Risponde più in fretta. È la parte meno raccontata e la più utile: il tempo che passa fra quando tocchi e quando qualcosa succede si accorcia. È il motivo per cui una videochiamata in 5G sembra più naturale, con meno di quei fastidiosi accavallamenti in cui parlate insieme.

Regge la folla. In uno stadio, in una piazza durante un concerto, in stazione a Ferragosto, il 4G si intasa perché migliaia di telefoni chiedono la stessa antenna. Il 5G ne regge molti di più. Chi ha provato a mandare un messaggio a Capodanno sa di cosa parliamo.

Quando te ne accorgi davvero

Te ne accorgi se scarichi cose grandi in mobilità: aggiornamenti, podcast per il viaggio, film da vedere in treno. Te ne accorgi in mezzo alla folla, che è il caso in cui la differenza è più netta. E te ne accorgi se usi il telefono come connessione per il computer in hotspot, perché lì i Mega in più diventano lavoro che si fa invece di aspettare.

Non te ne accorgi se usi il telefono per messaggi, social, mappe, musica e qualche video. Sono cose che il 4G fa già bene, e più veloce non vuol dire diverso: una foto su WhatsApp parte già adesso in un secondo, farla partire in mezzo secondo non ti cambia la giornata.

Tranquillo:

Il 5G scritto nel nome della tua rete Wi-Fi di casa non c'entra niente con questo. Sono due cose diverse che per sfortuna si chiamano quasi uguali: lì è la banda del router, qui è la rete dell'operatore.

Le due fregature da conoscere

La prima: la copertura non è uniforme. Nelle città grandi il 5G c’è quasi ovunque, nei centri piccoli e nelle valli spesso il telefono scrive 5G ma in realtà sta usando pezzi di rete 4G, con prestazioni da 4G. Prima di pagare per il 5G, controlla la mappa di copertura del tuo operatore all’indirizzo di casa e a quello del lavoro: la trovi sul loro sito, e il risultato spesso sorprende.

La seconda: il 5G scritto sull’offerta non sempre è il 5G vero. Molti operatori vendono piani “5G” con un limite di velocità, per esempio a 100 Mega, che è una velocità da 4G buono. Se paghi qualcosa in più per il 5G, guarda che velocità massima è scritta nelle condizioni, non solo la sigla sul cartellone.

E la batteria?

È vero che il 5G consuma un po’ di più, soprattutto quando il segnale è debole e il telefono si sforza per agganciarlo. Se sei in una zona di copertura incerta e la batteria ti muore prima del solito, prova a limitare la rete al 4G: Impostazioni > Rete mobile (o Cellulare) > Tipo di rete preferito. Si torna indietro quando vuoi.

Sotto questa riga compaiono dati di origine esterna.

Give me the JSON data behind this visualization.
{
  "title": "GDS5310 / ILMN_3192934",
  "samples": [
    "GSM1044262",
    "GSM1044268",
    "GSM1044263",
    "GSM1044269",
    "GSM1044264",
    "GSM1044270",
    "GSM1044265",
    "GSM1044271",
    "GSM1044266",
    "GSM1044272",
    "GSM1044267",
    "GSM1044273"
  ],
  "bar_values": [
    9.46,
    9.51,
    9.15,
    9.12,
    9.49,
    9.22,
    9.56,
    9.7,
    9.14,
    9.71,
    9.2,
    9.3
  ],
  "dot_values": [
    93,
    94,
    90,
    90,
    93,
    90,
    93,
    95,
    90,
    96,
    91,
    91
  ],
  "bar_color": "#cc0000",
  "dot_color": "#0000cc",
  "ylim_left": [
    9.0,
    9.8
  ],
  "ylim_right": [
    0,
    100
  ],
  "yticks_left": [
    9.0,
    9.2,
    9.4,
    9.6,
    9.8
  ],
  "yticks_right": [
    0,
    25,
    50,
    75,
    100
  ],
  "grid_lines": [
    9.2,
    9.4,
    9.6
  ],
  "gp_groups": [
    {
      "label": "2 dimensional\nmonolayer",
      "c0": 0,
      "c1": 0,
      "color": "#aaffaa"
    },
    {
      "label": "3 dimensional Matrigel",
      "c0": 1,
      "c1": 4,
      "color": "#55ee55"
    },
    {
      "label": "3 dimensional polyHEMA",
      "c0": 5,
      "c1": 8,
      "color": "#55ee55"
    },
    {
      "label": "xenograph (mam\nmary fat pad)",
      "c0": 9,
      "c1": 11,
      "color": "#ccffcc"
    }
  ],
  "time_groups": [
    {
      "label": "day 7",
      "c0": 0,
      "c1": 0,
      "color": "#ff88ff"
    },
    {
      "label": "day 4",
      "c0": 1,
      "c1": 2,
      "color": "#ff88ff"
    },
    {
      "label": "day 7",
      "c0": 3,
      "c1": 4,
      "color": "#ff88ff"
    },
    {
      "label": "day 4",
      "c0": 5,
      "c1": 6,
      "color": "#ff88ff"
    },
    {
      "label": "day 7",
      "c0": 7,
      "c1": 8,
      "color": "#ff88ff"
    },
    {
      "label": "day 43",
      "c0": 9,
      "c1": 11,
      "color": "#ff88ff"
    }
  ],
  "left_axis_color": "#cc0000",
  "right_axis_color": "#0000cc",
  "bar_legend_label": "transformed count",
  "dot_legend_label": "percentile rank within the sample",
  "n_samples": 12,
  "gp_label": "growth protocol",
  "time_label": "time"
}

Se il tema batteria ti interessa, abbiamo raccolto sette abitudini che la fanno durare di più.

Il verdetto

Se il telefono che hai è già 5G e l'offerta lo include senza sovrapprezzo, usalo e stai tranquillo. Se te lo vogliono far pagare in più, prima guarda la copertura a casa tua e quanti giga consumi davvero: per chi usa il telefono per messaggi, mappe e social, il 4G resta più che sufficiente e il 5G è una sigla che paghi senza usarla. Non è un motivo sufficiente per cambiare telefono: è un motivo sufficiente per preferirlo, a parità di prezzo, quando lo cambierai comunque.

Una cosa che il 5G può risolvere davvero

C’è un caso in cui il 5G è la soluzione e non un dettaglio: le case dove la fibra non arriva. Le offerte di internet casa via 5G, con un router che prende il segnale dall’antenna invece che dal cavo, in molte zone vanno meglio di una vecchia ADSL e si attivano senza lavori.

Prima di sceglierla, però, verifica il segnale proprio in quella stanza, non in paese: con queste offerte c’è quasi sempre un periodo di prova, ed è il momento di usarlo. E se il tuo problema è che internet va piano ma la linea ce l’hai, prima leggi i sei controlli da fare: spesso il colpevole è il router messo nel posto sbagliato.